Three Turkish senior ministers have resigned over a high-level investigation into corruption. The government says the probe is an attempt to discredit it, but has vowed that the matter will not be swept under the carpet.

Türkei Korruptionsskandal Muammer Guler Zafer Caglayan MONTAGE
Image: Reuters

Erdogan under pressure

Interior Minister Muammer Guler (pictured left) and Economy Minister Zafer Caglayan (right) announced their resignations early on Wednesday, just hours after Prime Minister Recep Tayyip Erdogan returned from a trip abroad.

They were followed later in the day by Environment Minister Erdogan Bayraktar.

A total of 24 people, including the sons of both Caglayan and Guler, have been arrested as part of three separate bribery investigations centering on state-run lender Halkbank. Bayraktar's son was also detained briefly.

Caglayan and Guler portrayed the scandal as an orchestrated effort to create discord in Turkey.

"I have resigned from my post of economy minister to help the truth to come out and to foil this ugly plot, which has impacted my child and my close work colleagues among others," Caglayan said in a statement.

Guler made a separate statement, calling the affair "a dirty set-up against our government, party and country."

Turkish President Abdullah Gul had said on Tuesday that Prime Minister Erdogan was preparing a cabinet reshuffle upon his return from an official visit to Pakistan.

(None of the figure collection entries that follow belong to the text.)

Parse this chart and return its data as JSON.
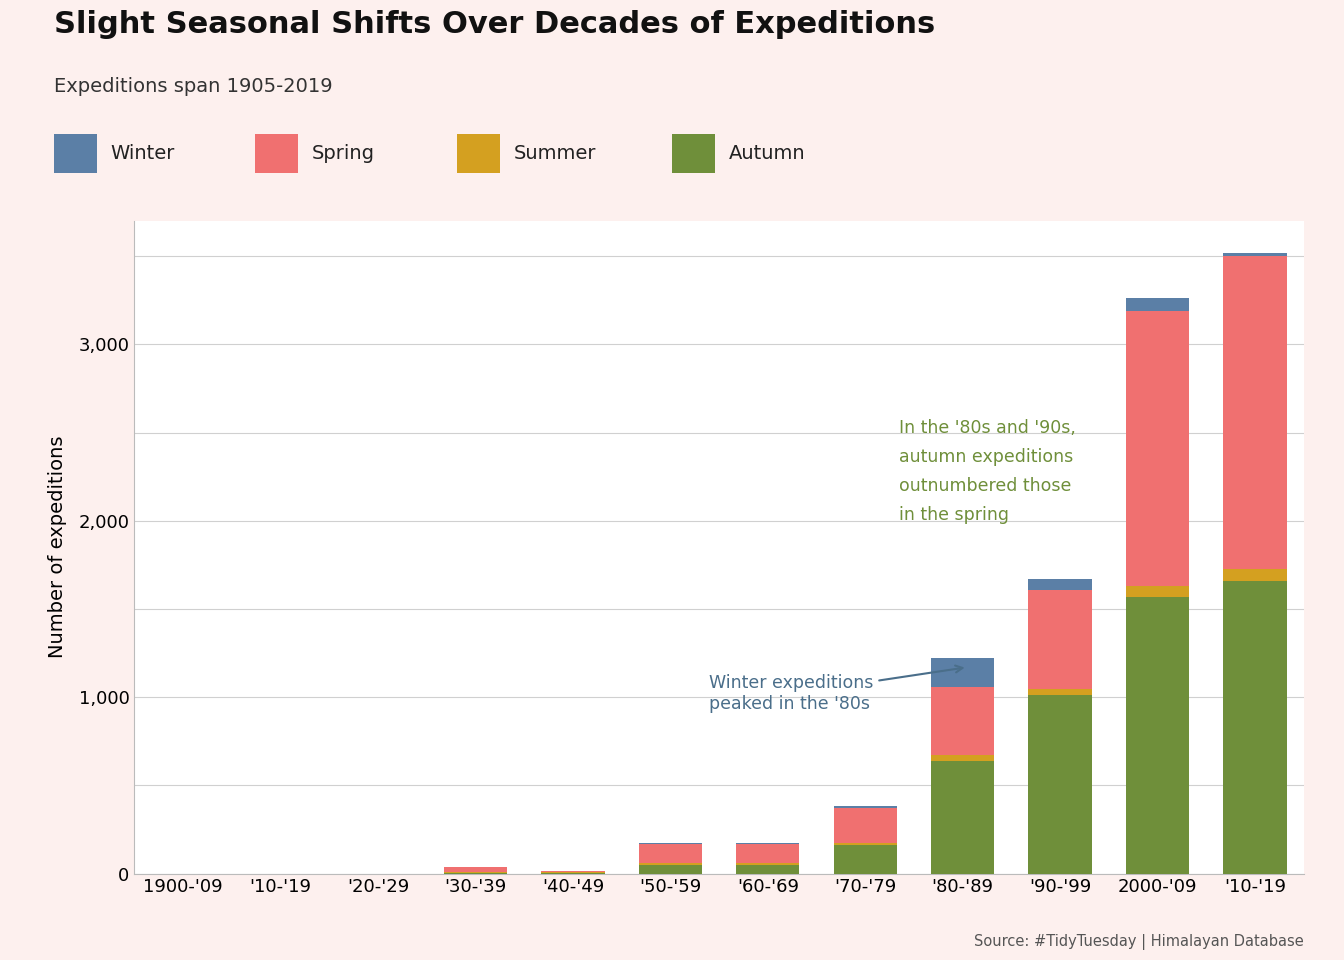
{
  "categories": [
    "1900-'09",
    "'10-'19",
    "'20-'29",
    "'30-'39",
    "'40-'49",
    "'50-'59",
    "'60-'69",
    "'70-'79",
    "'80-'89",
    "'90-'99",
    "2000-'09",
    "'10-'19"
  ],
  "seasons_order": [
    "Autumn",
    "Summer",
    "Spring",
    "Winter"
  ],
  "colors": {
    "Winter": "#5b7fa6",
    "Spring": "#f07070",
    "Summer": "#d4a020",
    "Autumn": "#6f8f3a"
  },
  "data": {
    "Winter": [
      0,
      0,
      0,
      2,
      2,
      8,
      8,
      12,
      160,
      65,
      70,
      20
    ],
    "Spring": [
      0,
      0,
      0,
      28,
      8,
      108,
      108,
      200,
      390,
      560,
      1560,
      1775
    ],
    "Summer": [
      0,
      0,
      0,
      2,
      2,
      8,
      8,
      12,
      30,
      35,
      60,
      65
    ],
    "Autumn": [
      0,
      0,
      0,
      5,
      5,
      50,
      50,
      160,
      640,
      1010,
      1570,
      1660
    ]
  },
  "title": "Slight Seasonal Shifts Over Decades of Expeditions",
  "subtitle": "Expeditions span 1905-2019",
  "ylabel": "Number of expeditions",
  "source": "Source: #TidyTuesday | Himalayan Database",
  "ylim": [
    0,
    3700
  ],
  "ytick_labels": [
    "0",
    "1,000",
    "2,000",
    "3,000"
  ],
  "ytick_vals": [
    0,
    1000,
    2000,
    3000
  ],
  "ygrid_vals": [
    0,
    500,
    1000,
    1500,
    2000,
    2500,
    3000,
    3500
  ],
  "background_color": "#fdf0ee",
  "plot_bg_color": "#ffffff",
  "title_fontsize": 22,
  "subtitle_fontsize": 14,
  "legend_fontsize": 14,
  "tick_fontsize": 13,
  "ylabel_fontsize": 14,
  "annotation_winter_text": "Winter expeditions\npeaked in the '80s",
  "annotation_winter_color": "#4a6e8a",
  "annotation_autumn_text": "In the '80s and '90s,\nautumn expeditions\noutnumbered those\nin the spring",
  "annotation_autumn_color": "#6f8f3a"
}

The prime minister held a special late-night meeting with some of his ministers, including Guler, at his Ankara home.

Lira sinks in value

Erdogan was expected to replace 10 ministers - half of his cabinet - in the run-up to local elections on March 30.

Halkbank has been a source of friction between the United States and Turkey over allegations that it was involved in facilitating illegal sanctions-breaking trade with Iran. The scandal has badly affected the Turkish economy, pushing the national currency - the Turkish lira - to record lows against the US dollar.

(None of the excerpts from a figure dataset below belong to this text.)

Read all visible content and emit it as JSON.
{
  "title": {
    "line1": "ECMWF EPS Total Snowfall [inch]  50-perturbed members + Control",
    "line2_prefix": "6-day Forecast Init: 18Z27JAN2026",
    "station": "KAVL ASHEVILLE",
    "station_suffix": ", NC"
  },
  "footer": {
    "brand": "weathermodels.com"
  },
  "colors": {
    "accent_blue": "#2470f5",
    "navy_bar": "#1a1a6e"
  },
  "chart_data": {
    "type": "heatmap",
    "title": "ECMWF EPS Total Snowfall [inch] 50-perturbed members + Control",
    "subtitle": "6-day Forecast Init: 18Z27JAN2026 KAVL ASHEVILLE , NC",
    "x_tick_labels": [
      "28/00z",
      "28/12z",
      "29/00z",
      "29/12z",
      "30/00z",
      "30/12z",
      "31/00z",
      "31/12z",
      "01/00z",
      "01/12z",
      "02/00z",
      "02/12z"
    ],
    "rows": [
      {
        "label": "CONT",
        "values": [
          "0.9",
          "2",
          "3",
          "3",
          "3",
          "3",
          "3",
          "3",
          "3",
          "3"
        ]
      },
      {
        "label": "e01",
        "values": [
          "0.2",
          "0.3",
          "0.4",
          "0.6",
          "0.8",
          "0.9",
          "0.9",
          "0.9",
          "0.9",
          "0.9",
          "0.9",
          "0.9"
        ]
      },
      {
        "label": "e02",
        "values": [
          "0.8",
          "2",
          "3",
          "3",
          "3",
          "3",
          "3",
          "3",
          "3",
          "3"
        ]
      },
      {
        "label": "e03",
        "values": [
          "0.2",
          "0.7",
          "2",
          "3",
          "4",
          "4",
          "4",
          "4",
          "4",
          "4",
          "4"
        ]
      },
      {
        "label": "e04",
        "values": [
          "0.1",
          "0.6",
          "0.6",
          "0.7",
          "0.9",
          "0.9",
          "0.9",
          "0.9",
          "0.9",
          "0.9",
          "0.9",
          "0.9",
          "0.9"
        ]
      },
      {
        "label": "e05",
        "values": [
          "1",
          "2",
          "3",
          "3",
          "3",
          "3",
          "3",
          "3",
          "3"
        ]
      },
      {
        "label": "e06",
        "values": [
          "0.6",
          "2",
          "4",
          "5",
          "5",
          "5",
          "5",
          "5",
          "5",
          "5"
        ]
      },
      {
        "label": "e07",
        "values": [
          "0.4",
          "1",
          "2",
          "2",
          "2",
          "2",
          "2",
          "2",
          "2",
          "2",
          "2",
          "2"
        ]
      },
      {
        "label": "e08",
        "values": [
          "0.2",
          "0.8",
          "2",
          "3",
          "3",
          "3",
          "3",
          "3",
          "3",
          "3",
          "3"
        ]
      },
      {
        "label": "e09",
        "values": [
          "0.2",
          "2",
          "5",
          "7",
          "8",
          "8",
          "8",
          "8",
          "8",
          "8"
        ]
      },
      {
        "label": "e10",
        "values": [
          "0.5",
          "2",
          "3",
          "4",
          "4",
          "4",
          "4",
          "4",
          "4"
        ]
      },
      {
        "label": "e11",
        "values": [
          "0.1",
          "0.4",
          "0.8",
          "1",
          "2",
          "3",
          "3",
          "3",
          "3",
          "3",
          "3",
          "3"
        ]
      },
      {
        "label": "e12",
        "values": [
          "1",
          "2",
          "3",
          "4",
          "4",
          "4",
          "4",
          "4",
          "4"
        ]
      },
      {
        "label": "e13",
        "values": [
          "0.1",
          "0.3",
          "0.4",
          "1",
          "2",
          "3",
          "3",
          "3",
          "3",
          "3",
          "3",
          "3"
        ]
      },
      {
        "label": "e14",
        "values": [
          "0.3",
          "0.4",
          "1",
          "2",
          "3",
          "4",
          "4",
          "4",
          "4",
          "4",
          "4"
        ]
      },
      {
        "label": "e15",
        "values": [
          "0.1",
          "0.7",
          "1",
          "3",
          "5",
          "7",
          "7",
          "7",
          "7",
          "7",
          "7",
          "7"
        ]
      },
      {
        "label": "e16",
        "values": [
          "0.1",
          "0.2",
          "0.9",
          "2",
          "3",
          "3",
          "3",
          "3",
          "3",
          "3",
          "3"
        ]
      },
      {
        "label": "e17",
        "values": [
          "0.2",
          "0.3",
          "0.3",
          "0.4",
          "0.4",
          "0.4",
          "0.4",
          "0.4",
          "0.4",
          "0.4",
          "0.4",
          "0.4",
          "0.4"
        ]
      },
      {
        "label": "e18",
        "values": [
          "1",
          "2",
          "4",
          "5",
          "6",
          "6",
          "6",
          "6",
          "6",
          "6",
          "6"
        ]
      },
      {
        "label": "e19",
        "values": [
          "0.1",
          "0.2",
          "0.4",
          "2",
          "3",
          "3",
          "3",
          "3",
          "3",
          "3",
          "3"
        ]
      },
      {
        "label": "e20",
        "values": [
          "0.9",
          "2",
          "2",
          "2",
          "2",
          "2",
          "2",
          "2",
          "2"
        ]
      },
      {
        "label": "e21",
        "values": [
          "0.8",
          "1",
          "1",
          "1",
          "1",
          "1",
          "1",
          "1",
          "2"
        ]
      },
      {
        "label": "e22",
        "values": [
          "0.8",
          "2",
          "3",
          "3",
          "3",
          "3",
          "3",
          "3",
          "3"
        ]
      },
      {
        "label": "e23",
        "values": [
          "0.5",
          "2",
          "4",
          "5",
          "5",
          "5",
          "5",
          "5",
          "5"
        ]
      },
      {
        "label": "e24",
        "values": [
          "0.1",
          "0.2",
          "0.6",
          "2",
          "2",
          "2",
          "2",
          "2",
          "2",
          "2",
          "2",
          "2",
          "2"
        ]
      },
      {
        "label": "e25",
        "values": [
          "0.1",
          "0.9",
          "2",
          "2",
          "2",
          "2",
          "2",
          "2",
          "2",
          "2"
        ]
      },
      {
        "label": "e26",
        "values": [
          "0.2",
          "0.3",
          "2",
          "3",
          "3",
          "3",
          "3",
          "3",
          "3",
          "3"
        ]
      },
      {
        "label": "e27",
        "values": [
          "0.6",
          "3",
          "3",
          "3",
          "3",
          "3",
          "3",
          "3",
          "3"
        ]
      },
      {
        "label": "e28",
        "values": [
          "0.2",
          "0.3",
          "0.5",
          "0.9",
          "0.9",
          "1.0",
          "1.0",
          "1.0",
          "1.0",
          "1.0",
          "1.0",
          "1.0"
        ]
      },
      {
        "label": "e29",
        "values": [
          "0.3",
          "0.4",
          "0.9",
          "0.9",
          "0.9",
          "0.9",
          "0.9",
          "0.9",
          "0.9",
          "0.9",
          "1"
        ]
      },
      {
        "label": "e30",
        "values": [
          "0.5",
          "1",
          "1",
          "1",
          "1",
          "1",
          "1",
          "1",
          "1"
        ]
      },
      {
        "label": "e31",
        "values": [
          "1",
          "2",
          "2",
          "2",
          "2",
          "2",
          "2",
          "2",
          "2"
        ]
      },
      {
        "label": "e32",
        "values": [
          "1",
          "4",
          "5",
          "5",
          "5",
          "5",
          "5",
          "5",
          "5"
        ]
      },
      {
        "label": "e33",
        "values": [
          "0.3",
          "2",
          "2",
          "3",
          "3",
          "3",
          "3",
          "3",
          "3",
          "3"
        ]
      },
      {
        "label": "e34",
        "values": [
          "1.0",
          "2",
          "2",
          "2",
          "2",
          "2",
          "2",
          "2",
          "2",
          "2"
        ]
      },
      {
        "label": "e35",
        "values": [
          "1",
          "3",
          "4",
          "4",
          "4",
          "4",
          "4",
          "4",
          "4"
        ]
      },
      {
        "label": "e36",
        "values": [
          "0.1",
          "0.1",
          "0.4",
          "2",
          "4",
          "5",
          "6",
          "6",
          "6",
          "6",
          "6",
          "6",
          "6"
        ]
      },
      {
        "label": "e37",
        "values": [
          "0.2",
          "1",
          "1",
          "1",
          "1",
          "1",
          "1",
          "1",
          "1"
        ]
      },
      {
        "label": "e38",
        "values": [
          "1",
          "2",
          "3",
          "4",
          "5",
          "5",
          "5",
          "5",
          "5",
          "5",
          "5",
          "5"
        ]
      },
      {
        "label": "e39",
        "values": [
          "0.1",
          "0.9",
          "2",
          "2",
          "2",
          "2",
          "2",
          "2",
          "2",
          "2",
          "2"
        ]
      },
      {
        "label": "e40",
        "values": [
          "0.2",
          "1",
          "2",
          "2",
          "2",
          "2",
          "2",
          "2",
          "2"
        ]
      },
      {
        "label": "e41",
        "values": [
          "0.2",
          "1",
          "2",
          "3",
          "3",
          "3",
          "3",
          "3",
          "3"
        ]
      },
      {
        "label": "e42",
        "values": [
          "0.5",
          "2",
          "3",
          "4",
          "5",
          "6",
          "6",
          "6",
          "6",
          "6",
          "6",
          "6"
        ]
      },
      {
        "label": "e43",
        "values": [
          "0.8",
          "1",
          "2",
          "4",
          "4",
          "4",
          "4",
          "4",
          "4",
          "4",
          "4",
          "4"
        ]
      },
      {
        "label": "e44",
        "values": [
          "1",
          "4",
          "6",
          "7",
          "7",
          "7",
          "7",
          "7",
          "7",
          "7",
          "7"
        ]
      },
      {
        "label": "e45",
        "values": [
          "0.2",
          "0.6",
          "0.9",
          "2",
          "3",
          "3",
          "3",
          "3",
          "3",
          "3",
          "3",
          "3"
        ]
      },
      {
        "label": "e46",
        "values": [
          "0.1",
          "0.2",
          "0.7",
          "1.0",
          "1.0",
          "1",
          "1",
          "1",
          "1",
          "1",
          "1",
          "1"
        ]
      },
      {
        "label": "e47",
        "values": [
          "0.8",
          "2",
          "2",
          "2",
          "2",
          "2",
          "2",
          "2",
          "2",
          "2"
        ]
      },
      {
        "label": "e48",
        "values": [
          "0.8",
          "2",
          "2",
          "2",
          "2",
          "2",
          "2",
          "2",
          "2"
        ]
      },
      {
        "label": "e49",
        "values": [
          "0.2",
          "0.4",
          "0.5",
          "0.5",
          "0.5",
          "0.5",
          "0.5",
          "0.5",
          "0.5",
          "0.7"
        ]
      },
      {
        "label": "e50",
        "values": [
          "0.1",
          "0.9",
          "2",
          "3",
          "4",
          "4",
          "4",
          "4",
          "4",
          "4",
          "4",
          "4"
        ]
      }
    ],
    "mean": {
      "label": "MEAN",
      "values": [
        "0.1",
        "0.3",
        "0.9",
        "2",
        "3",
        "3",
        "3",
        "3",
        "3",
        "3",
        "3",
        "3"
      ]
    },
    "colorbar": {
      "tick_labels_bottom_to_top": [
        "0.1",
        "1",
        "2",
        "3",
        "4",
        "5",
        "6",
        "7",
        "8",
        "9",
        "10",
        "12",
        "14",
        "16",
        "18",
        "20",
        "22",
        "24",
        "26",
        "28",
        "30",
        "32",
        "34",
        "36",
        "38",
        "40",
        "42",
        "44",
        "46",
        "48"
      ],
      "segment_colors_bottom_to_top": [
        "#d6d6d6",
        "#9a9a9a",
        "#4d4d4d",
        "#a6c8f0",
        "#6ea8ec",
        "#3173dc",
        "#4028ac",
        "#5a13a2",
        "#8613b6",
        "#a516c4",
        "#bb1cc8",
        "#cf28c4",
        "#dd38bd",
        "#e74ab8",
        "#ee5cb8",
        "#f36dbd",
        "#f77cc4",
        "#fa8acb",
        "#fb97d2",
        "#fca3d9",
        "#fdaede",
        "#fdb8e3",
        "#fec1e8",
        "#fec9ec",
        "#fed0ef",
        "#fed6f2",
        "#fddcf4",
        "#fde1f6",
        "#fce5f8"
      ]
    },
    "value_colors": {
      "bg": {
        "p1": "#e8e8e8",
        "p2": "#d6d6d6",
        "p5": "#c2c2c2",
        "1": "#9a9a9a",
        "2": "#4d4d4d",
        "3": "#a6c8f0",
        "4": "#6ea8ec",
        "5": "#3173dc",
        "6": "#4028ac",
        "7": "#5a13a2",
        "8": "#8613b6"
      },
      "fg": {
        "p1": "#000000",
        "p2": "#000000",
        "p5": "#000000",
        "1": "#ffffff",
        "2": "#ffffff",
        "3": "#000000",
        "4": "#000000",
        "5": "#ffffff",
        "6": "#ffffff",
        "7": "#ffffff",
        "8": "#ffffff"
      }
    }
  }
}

Erdogan, who has led Turkey for more than a decade, described the probe as a "smear campaign" against the country's national interests. He responded to the investigation by sacking dozens of high-ranking police officials.

President Gul - who is aligned with Erdogan's own Justice and Development Party (AKP) - has also condemned the investigation as "political plotting," but concedes that allegations of bribery should not be covered up. He said the investigation would be judged in independent courts.